Hally, Willy and Sam are supposed to share a friendly if somewhat lopsided companionship with many years’ history, and this is the point where the production breaks down. From the very first scene, the stage is filled with repressed rage and anger. Sam and Willy fight rather than joke, as the direction turns their good-natured bickering into vitriol. Hally is obnoxious and mean rather than off-handedly patronizing. His characterization is the weakest point in this over-simplified production. 
The play turns on what kind of person Hally is: if he is unheeding of his prejudice, it works; if he is just a jerk all around, it doesn’t. Junior Rosa Hyde tries to get through on bluster and succeeds only in turning Hally into a completely unsympathetic figure. Instead of building toward a shocking emotional climax, the moment of greatest impact is turned into another incident in a long string of offensive incidents. There are no surprises in this far from subtle staging. 
First-years Basilio Mendez and Andy Campbell soldier gamely on as Sam and Willy respectively, making good attempts at accents and showing admirable composure. Each is very competent, but they are trapped within a production that gives them no chance to evince range. 

The production concept, that of a black woman playing the white boy, and two non-black actors in the black roles, is not the problem.

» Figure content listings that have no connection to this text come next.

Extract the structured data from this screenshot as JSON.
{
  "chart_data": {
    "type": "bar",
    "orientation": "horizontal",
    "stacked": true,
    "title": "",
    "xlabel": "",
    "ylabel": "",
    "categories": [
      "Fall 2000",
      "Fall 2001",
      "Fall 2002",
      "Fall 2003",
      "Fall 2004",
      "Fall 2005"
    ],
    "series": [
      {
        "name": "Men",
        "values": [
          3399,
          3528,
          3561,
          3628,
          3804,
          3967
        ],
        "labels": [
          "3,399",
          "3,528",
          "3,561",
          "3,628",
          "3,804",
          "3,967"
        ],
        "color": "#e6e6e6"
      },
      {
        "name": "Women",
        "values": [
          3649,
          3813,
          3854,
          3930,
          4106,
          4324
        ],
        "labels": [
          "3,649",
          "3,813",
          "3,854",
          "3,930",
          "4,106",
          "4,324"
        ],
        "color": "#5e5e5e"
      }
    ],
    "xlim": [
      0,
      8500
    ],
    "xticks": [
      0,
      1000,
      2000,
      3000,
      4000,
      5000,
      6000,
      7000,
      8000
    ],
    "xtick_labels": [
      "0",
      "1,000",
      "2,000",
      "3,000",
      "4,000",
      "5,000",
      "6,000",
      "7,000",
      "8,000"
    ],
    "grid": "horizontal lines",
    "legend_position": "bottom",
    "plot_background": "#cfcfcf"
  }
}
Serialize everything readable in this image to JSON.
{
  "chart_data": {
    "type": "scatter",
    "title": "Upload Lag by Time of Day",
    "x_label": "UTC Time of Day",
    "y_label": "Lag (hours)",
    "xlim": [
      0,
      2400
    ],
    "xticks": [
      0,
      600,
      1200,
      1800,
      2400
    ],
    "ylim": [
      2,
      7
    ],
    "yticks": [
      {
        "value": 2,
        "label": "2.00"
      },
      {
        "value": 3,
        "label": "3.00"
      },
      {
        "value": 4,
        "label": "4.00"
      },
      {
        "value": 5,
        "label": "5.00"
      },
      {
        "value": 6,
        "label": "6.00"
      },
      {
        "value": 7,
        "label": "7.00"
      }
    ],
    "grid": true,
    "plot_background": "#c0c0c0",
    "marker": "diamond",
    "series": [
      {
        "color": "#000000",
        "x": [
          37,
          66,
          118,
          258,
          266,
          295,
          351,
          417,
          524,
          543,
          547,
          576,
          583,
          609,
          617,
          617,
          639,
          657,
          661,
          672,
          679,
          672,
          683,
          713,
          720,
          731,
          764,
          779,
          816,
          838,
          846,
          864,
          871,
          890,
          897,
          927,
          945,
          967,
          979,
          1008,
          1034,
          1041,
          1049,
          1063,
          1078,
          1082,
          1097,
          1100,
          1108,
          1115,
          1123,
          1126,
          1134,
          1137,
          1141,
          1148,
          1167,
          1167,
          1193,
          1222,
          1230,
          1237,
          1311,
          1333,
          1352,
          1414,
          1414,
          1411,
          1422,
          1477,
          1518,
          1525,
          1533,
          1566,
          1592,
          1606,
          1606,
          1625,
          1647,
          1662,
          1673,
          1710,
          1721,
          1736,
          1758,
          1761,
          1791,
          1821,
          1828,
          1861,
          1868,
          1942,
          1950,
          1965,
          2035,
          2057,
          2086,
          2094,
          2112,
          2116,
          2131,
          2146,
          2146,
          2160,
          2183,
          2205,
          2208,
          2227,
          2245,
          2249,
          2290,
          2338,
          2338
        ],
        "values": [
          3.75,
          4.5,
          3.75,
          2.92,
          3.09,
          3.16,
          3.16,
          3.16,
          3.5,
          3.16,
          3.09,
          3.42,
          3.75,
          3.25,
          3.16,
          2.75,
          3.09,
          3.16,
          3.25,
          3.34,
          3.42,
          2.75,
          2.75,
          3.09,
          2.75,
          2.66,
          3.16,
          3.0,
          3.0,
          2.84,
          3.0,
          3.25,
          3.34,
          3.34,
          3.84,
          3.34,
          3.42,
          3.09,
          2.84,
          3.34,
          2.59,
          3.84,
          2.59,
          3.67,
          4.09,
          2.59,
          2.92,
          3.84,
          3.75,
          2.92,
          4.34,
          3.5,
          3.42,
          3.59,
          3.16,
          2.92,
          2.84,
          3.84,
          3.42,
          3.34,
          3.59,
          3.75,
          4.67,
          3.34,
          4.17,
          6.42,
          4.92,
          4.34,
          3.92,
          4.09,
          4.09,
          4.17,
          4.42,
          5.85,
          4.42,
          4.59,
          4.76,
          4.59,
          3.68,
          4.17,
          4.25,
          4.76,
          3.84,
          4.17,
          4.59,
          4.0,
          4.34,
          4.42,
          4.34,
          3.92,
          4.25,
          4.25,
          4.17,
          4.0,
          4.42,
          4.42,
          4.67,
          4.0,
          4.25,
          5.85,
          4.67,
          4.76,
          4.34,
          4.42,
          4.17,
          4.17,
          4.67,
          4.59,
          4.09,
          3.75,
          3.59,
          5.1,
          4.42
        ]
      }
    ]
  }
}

It is easily believable and works well — the audience sees people, not races, in the roles. Not even the space, a corner of Philips Gym lounge which is actually quite an attractive area for a play despite background noise, is the problem. The problem is the complete misinterpretation of the play’s central character. Funny is turned into angry; despairing and frustrated are turned into angry. If everything starts out as anger, what happens when the characters are actually supposed to get angry? 
This is not a didactic, bad play. The opportunities for thought about race, privilege and the corrupting nature of power lie within it. The question is, how do they get out? Not through a production which leaves very little room to understand the characters as people rather than as types. The director, junior Claire Miller, has her heart a little too much in the right place, and shades the characters too brightly for the full picture to be seen.